There are the moments so etched in my memory that I can see and feel them if I just close my eyes and put out the barest of efforts.  


I will never forget the walk down the hallway in the hospital after his family had come to pick him up.  They stayed behind, in the postpartum suite with our adoption counselor.  And Nathan and I, faces swollen and streaked with two days of tears, shuffled toward the elevator.  We carried flowers and hospital bags, but no car seat.  No diaper bag.  The walls were pale green and lit with that fluorescent light that is the stuff of the worst scenes in movies.  The tile on the floor was bland white and cream checkered.  Each step was a leaden fight, a refusal to do what all my instincts told me to do:  throw myself on the floor and allow the primal wail to escape from the pit of my stomach.  Run back and burst through the door and say I was sorry, but I couldn't do it.  


When we made it to the elevator, I stood clinging to Nathan's hand like a life ring as our tiny steel compartment full of strangers sank toward the parking garage.  They all stared and shifted uncomfortably and looked away.  I'm sure they thought we had lost someone.  And we had.  


I will never forget being two days out, lying in recovery and shock in bed, with bags of frozen corn laid across my chest to help the milk that had filled my breasts subside.  I breastfed for the two days we were in the hospital, giving my son the parting gift of colostrum I knew was so full of antibodies and nutrients, instead of starting him right away on formula.  The skin on my chest was so taut and burning hot it felt like it would explode.  I was struck in the moment with the thought that even if the knowledge and the emotion of what had just happened disappeared, even for a second of reprieve, the physical pain would remain.  My body ached and throbbed with one constant, desperate, accusatory question: "Where is he?"


I think it was the year Benjamin turned five, as Nathan and I were walking away from our annual meeting with him and his family, that we realized the weight had shifted.  It had taken five years, but finally the joy of what we had done for him and for his family outweighed the pain that we felt in losing him.


All this said, I would change none of it.  It is the decision in my life that I am proud of, if I need to point to just one.  I believed the best way I could be a mother to Benjamin was to decide, with all of the herculean meaning behind that decision, to place him with a family who could give him what I could not.  The certainty of a home, of parents who were prepared, of parents whose longing fit his timing.

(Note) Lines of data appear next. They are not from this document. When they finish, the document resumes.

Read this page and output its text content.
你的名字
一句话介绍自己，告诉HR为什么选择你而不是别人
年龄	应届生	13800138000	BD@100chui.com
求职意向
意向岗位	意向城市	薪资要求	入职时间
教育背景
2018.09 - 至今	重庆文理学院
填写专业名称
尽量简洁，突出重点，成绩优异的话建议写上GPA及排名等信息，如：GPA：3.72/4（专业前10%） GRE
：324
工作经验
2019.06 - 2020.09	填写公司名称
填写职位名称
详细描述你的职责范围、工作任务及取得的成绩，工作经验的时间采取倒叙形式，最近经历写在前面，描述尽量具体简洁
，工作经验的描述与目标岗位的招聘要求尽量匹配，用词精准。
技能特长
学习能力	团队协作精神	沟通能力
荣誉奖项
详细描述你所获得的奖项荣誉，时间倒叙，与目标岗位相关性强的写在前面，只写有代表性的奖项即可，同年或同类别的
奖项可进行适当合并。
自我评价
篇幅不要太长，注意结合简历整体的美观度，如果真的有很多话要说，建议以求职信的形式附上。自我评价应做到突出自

I believe I was brave in that choice.  I was true to my definition of love: to do what is best for the object of your love, even if that action comes at tremendous cost.  And I believe I was wise.  I knew I could not give my son the life I wanted--assumed--I would give to my children.  And I knew he could have that life, if I was willing to choose it for him.  


The costs of all of it are yet to be borne fully.  For Benjamin.  For his parents and sister.  For Miles.  For me and for Nathan, and for our families.  I have no doubt there will be questions asked, tears shed,  resentments worked through, and stories told and retold and processed over all our lifetimes. 


And those moments will be part of the practice at those junctures.  As this one is now.